Comparing to the C function we can see there are a few less gotchas.
name
can not be a null pointer. The compiler will ensure this.- The compiler will ensure that
name
has a valid length. thing
can not be a null pointer. The compiler will ensure this.thing
will have to be initialized prior to the function call. The compiler will ensure this. Initializing by the caller could be a bad thing as it puts more burden on the caller and it could hurt performance by setting values that will be overwritten in theget_thing
call.
Using the Result Type
The function could be further updated to follow common rust idioms.
Rust code often uses the Result<T, E> type for error handling. This
type is ingrained in the language such that there is a question mark ?
operator
which makes working with Result
s ergonomic to use.
Coming from C the Result
type took me a bit to fully appreciate. I’ll attempt
to communicate its usage. If we update the rust function to use the Result
type we get:
fn get_thing(name: &str) -> Result<ThingType, u32> {
...
}
This function will return either a ThingType
or a u32
. This means when one
has an error they will only be able to see a u32
value, the compiler will
enforce this. If the function succeeds it will only return a ThingType
. The
caller no longer needs to look at the u32
the presence of the ThingType
tells them it succeeded.
An example usage is:
match get_thing("fish") {
Ok(thing) => println!("The thing is {thing}"),
Err(value) => println!("The error code was {value}"),
}
The match
statement is similar to a C switch
statement, however the compiler
will ensure that you have logic for both the Ok
and the Err
branches.
The Result
type has two states Ok()
and Err()
. In this case the Ok()
state contains a ThingType
and the match statement allows us to get access to
it via the variable that we named thing
. We could have written
Ok(foo) => ...
and referenced it as foo
. The Err()
state contains the
u32
error code, which we reference as value
.
There are a few other ways to use the Result
type, but with any of them the
compiler will force you to acknowledge that the two different states.

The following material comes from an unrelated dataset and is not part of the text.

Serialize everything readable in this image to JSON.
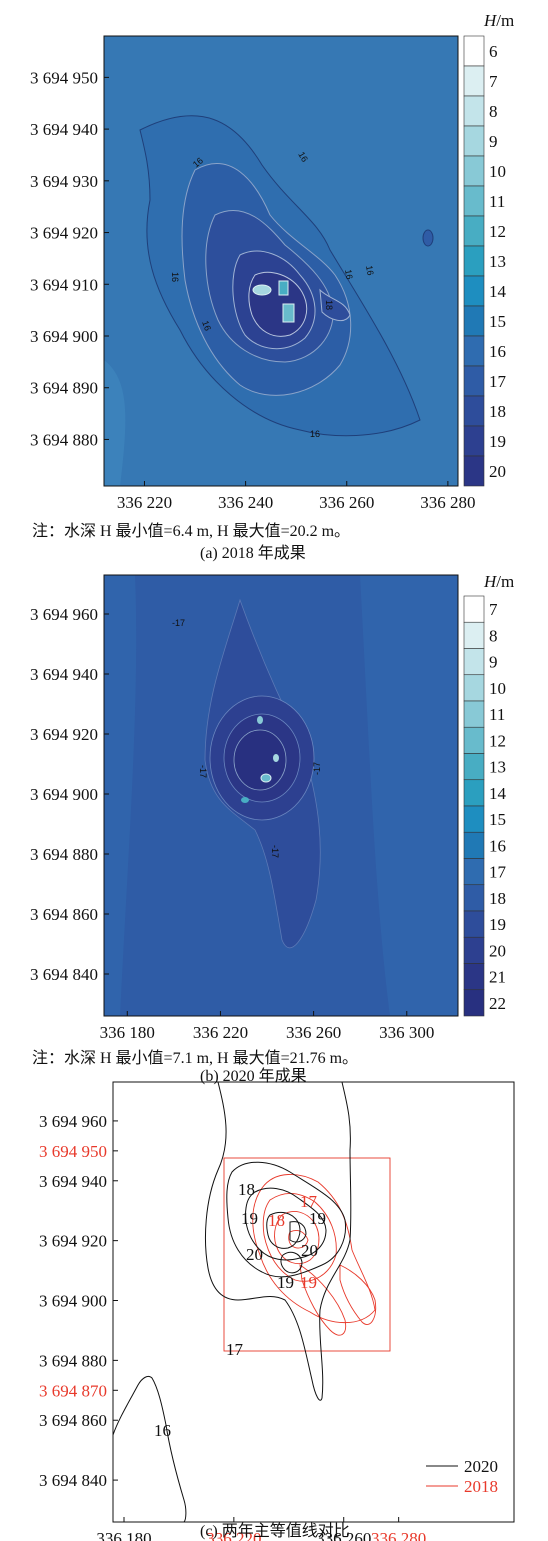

The returning of the ThingType
assumes that it’s not too large. One could
return the result code and item in C by wrapping them in a struct, but this
isn’t often done.
Summary
While this example function was simple, I think it is a common C API idiom, and hopefully it communicates how there are a few less concerns to look for when writing and reviewing the rust version.
I intentionally left out discussion of ownership, borrowing, and the ability to
use unsafe
in rust. While one can introduce similar gotchas in rust using
unsafe
code, it isn’t the norm.
There are some software practices that can reduce the C gotchas. For example using static analyzers or organizational coding policies of when and where null pointers are checked. These require extra work and diligence on top of the language usage. Often static checkers can be difficult to get working at the right level of signal to noise.